The chain rule is a fundamental concept in calculus that allows us to find the derivative of a composite function. A composite function is created when one function is nested inside another, such as in the example given where we have a cosine function wrapping around an inverse sine function.
To apply the chain rule, we need to:

• Identify the outer and inner functions.
• Find the derivative of the outer function with respect to its variable (often denoted as a substitution variable).
• Find the derivative of the inner function with respect to its variable.
• Multiply these derivatives together according to the chain rule formula: \(\frac{d}{dx}[f(g(x))] = f'(g(x)) \cdot g'(x)\).

In this exercise, we see the outer function as \(f(u) = \cos(u)\) and the inner function as \(g(w) = \sin^{-1}(2w)\).

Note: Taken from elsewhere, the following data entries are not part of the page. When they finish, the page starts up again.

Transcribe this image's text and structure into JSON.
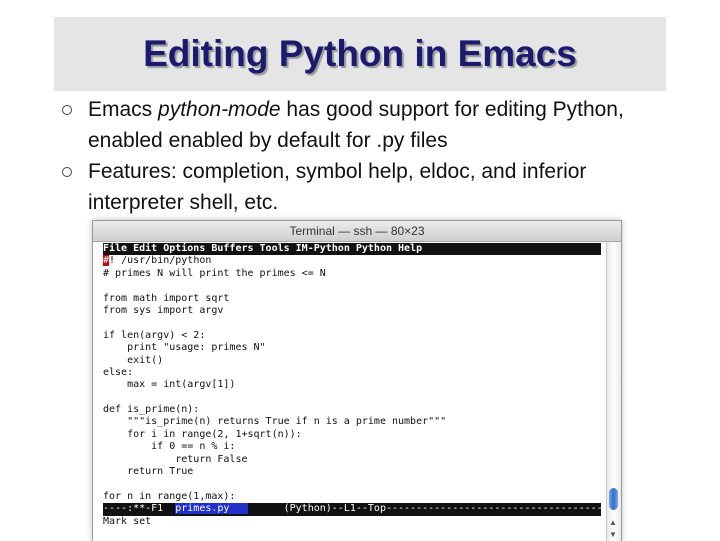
{
  "slide": {
    "title": "Editing Python in Emacs",
    "bullets": [
      {
        "pre": "Emacs ",
        "em": "python-mode",
        "post": " has good support for editing Python, enabled enabled by default for .py files"
      },
      {
        "text": "Features: completion, symbol help, eldoc, and inferior interpreter shell, etc."
      }
    ]
  },
  "terminal": {
    "window_title": "Terminal — ssh — 80×23",
    "menubar": "File Edit Options Buffers Tools IM-Python Python Help",
    "cursor_char": "#",
    "first_line_rest": "! /usr/bin/python",
    "code_lines": [
      "# primes N will print the primes <= N",
      "",
      "from math import sqrt",
      "from sys import argv",
      "",
      "if len(argv) < 2:",
      "    print \"usage: primes N\"",
      "    exit()",
      "else:",
      "    max = int(argv[1])",
      "",
      "def is_prime(n):",
      "    \"\"\"is_prime(n) returns True if n is a prime number\"\"\"",
      "    for i in range(2, 1+sqrt(n)):",
      "        if 0 == n % i:",
      "            return False",
      "    return True",
      "",
      "for n in range(1,max):"
    ],
    "modeline_left": "----:**-F1  ",
    "modeline_buffer": "primes.py   ",
    "modeline_right": "      (Python)--L1--Top-----------------------------------------",
    "minibuffer": "Mark set"
  },
  "colors": {
    "title": "#1a1a6e",
    "cursor": "#cc0000",
    "buffer_highlight": "#2030c8"
  }
}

The derivatives are critical because they connect the changes occurring at different layers of the composite function. In our example, the derivatives are:

• Outer function: \(f'(u) = -\sin(u)\)
• Inner function: \(g'(w) = \frac{2}{\sqrt{1 - (2w)^2}}\)

These derivatives are combined by the chain rule to give the derivative of the entire function. Understanding how each piece fits together is the backbone of mastering calculus and the chain rule is often the first step in unraveling the complexities of composite functions.

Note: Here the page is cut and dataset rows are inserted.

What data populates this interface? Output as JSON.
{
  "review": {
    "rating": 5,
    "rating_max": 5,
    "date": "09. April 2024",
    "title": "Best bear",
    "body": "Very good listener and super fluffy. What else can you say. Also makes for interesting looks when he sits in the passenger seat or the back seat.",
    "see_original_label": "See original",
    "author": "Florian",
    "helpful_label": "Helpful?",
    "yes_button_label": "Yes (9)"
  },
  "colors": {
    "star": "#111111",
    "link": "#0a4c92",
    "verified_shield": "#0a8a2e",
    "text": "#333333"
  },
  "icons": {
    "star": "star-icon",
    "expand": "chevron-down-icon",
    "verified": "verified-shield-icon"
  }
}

Inverse trigonometric functions provide angles corresponding to trigonometric ratios. Among them, \(\sin^{-1}(x)\) (also known as arcsine) gives the angle whose sine is \(x\). In calculus, finding the derivative of inverse trigonometric functions is crucial for solving problems involving rates of change.For \(\sin^{-1}(x)\), the derivative is given by:\[\frac{d}{dx}[\sin^{-1}(x)] = \frac{1}{\sqrt{1-x^2}}\]This formula reflects the rate at which the angle changes as the sine value changes.
In our problem, we take it a step further. The function inside the arcsine is scaled by 2, i.e., \(\sin^{-1}(2w)\). To find its derivative, we employ the chain rule. We adjust the standard derivative to account for this scaling: \[\frac{d}{dw}[\sin^{-1}(2w)] = \frac{2}{\sqrt{1-(2w)^2}}\]The factor of \(2\) comes from the derivative of the linear term \(2w\) with respect to \(w\). This adjustment is what makes calculus powerful in dealing with more complex expressions and nested functions. Understanding these derivatives is vital as they frequently appear in physics and engineering, where angles and rotations are key players.

Composite functions are combinations of two or more functions wherein one function's output becomes the input for another. In the given example, \(f(w) = \cos(\sin^{-1}(2w))\), the cosine function takes as input the result of the inverse sine function. The beauty of composite functions lies in their ability to represent more complex relationships between variables.When dealing with derivatives of composite functions, like in our example, the chain rule becomes invaluable. Each layer of the composition has its behavior described by its derivative:

• The outer function is influenced by the changes of the inner function.
• The derivative at any point depends on how both layers react to changes.

By understanding composite functions, we broaden our toolkit into a world where processes can be neatly broken down into simpler, manageable components. In essence, calculus provides the methods to dive deeper into these processes, revealing intricate details hidden within nested functions.Our work with \(\cos(\sin^{-1}(2w))\) illustrates these principles. It involves adjusting for both the nature of cosine and the special characteristics of arcsine, all scaled appropriately. By dissecting this composite function into its parts, we lay the groundwork to tackle even greater mathematical challenges.